Abstract

This paper looks at the attempts to found marine stations in Britain during the late 19th century and seeks to show how a fuller understanding of these events, and their success or failure, can be gained by looking both at the scientific background to the movement and at the broadly similar problems that faced their founders. The survival of early marine stations depended largely on how successfully they balanced scientific objectives with the applied work which was the price of government support. Those stations that continued into the twentieth century did so mostly by abandoning pure research in marine zoology and by concentrating on fisheries problems; only these attracted the grants essential for their survival.

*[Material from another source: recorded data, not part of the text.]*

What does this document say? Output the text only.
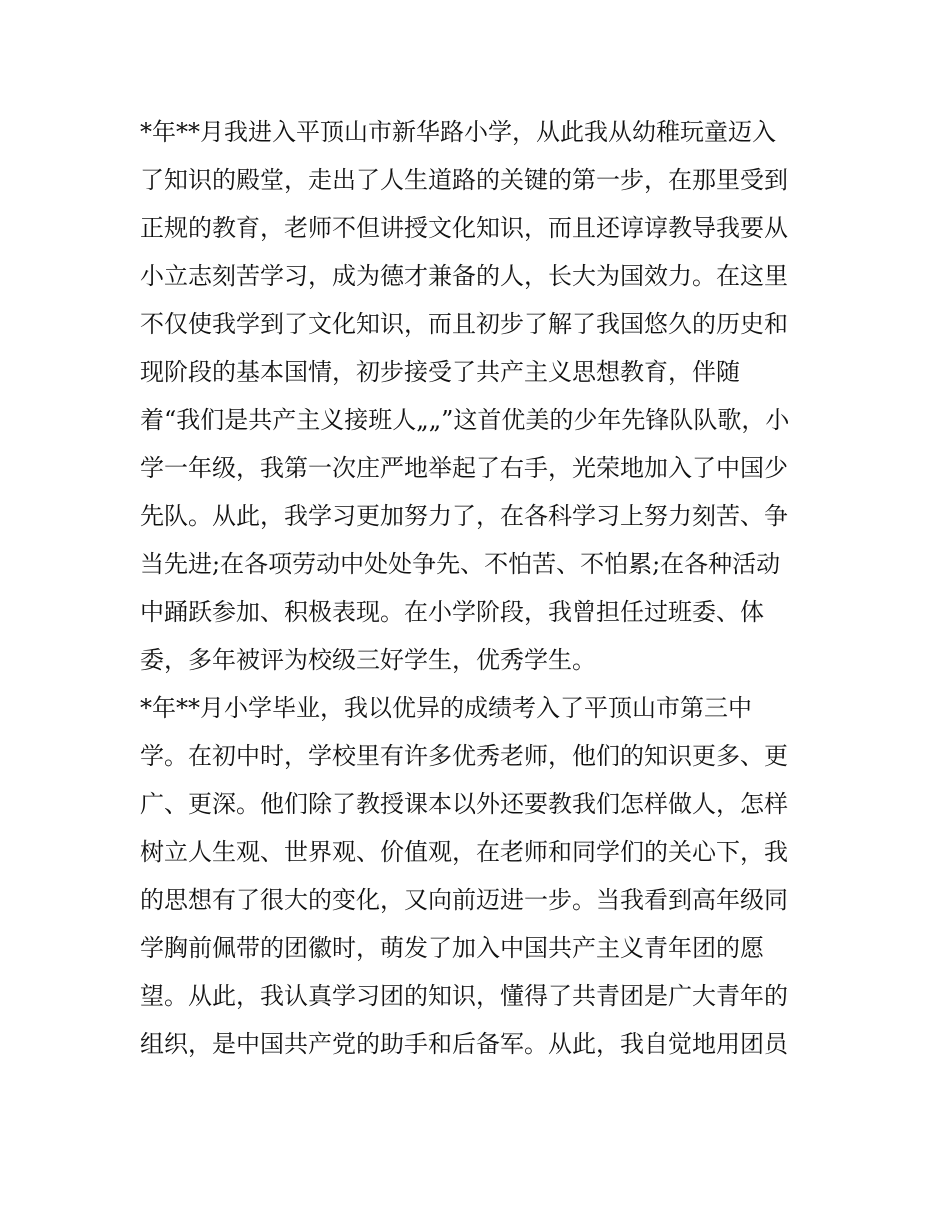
*年**月我进入平顶山市新华路小学，从此我从幼稚玩童迈入
了知识的殿堂，走出了人生道路的关键的第一步，在那里受到
正规的教育，老师不但讲授文化知识，而且还谆谆教导我要从
小立志刻苦学习，成为德才兼备的人，长大为国效力。在这里
不仅使我学到了文化知识，而且初步了解了我国悠久的历史和
现阶段的基本国情，初步接受了共产主义思想教育，伴随
着“我们是共产主义接班人„„”这首优美的少年先锋队队歌，小
学一年级，我第一次庄严地举起了右手，光荣地加入了中国少
先队。从此，我学习更加努力了，在各科学习上努力刻苦、争
当先进;在各项劳动中处处争先、不怕苦、不怕累;在各种活动
中踊跃参加、积极表现。在小学阶段，我曾担任过班委、体
委，多年被评为校级三好学生，优秀学生。
*年**月小学毕业，我以优异的成绩考入了平顶山市第三中
学。在初中时，学校里有许多优秀老师，他们的知识更多、更
广、更深。他们除了教授课本以外还要教我们怎样做人，怎样
树立人生观、世界观、价值观，在老师和同学们的关心下，我
的思想有了很大的变化，又向前迈进一步。当我看到高年级同
学胸前佩带的团徽时，萌发了加入中国共产主义青年团的愿
望。从此，我认真学习团的知识，懂得了共青团是广大青年的
组织，是中国共产党的助手和后备军。从此，我自觉地用团员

This was a turn of events unforeseen when the foundation of marine stations was discussed in the 1870's but ideas changed rapidly in the early 1880's when it became apparent that progress could be made only by accepting a different orientation. This paper looks at how official policy towards science in Britain affected oceanography and other aspects of marine science during the late 19th century, and how scientists hoped that the foundation of marine stations would fulfil both a scientific and a practical need for institutional bases for marine research. However, competition for scarce resources created tension and rivalry between institutions from which few escaped unscathed. The underlying reasons for such problems cannot generally be dealt with extensively in the histories of individual stations but they contribute much to our understanding of how such institutions developed in the late 19th and early 20th centuries. The paper concludes with a brief review of individual stations, particularly those in Scotland.